Should custom Dataset always return tensors?

AlexisW · September 21, 2018, 3:16am

I have an integer to be returned, along with some other stuff. Should I just return the integer, or return something like torch.LongTensor(num)?

alwynmathew · September 21, 2018, 4:10am

If you are return something with grad, you shouldn’t convert it as it will be used for back prop. But if its just for visualization that value, you could do it after backprop step.

AlexisW · September 21, 2018, 4:12am

This is the data so it is neither grad nor visualization. The data will be used in forward step for the model.

alwynmathew · September 21, 2018, 4:18am

Also if its data for forward step, you should keep it as Tensor type as while backprop needs grad. Pytorch backprop operations are defined only for Tensor type.

AlexisW · September 21, 2018, 4:20am

Have you ever tried to return an integer itself? That will also be converted to a tensor…
The question then is whether we want to explicitly convert that.

alwynmathew · September 21, 2018, 4:31am

I have an integer to be returned, along with some other stuff.

Why do you want to return this integer?

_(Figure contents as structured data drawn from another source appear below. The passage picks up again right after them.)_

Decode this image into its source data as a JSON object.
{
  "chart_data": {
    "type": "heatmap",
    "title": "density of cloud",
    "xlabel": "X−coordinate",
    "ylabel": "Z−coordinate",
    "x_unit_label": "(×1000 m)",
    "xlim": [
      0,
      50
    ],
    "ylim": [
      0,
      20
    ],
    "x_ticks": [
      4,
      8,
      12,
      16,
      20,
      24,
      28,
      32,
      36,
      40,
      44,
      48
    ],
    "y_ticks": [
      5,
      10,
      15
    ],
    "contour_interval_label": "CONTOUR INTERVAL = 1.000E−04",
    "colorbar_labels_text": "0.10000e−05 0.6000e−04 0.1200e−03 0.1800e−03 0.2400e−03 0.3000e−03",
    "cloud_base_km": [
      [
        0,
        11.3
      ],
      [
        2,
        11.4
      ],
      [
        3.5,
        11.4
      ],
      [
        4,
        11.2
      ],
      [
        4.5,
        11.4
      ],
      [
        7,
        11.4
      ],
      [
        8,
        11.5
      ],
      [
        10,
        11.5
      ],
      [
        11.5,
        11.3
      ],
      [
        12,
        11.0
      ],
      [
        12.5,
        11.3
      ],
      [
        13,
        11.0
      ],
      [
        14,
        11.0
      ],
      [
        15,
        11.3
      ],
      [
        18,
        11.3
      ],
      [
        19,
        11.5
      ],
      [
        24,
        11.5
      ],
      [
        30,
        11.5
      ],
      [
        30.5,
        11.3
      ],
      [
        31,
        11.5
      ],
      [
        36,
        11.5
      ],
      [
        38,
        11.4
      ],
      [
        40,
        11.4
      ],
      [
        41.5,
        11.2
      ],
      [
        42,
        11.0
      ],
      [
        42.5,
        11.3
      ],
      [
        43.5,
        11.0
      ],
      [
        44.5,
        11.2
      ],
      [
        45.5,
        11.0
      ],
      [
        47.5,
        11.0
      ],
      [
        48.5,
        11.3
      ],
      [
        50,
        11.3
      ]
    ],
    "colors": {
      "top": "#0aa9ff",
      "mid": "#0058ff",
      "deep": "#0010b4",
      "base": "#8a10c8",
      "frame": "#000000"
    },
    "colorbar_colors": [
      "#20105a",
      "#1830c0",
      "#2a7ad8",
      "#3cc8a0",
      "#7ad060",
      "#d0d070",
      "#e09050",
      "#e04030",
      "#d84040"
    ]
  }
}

What does this integer contain? Is it the model output? Is the model input type Tensor?

Have you ever tried to return an integer itself?

Yes. If you try to backprop with this returned int it will thrown an error as it doesn’t have grad.

That will also be converted to a tensor

Why are you converting back and forth to int and Tensor?

Please give more details so that we could help you.

AlexisW · September 21, 2018, 4:43am

Let us say if you want to do a rnn model, you will need to have a padded sequence and its original length (that comes to the integer). I got no issue when just returning an integer so I am not sure why you are getting the error.

alwynmathew · September 21, 2018, 4:53am

I got no issue when just returning an integer so I am not sure why you are getting the error.

Maybe this post will make things clear about backprop problem I mentioned.

AlexisW · September 21, 2018, 5:28am

I did not get this issue. I think we were probably making the problem complex so I’d try to rephrase it. The fundamental question here is, when making a customized dataset, what is the best way to return the sequence (with variable lengths) and its length?

For example, it would be something like

input: ["some string", "some other string" ...., "final string"], with a max length max_len
embedding mapping: {"some": 0, "string": 1, ...}
task: return embedded sequences, with their original lengths if doing padding.

Hopefully this is clearer.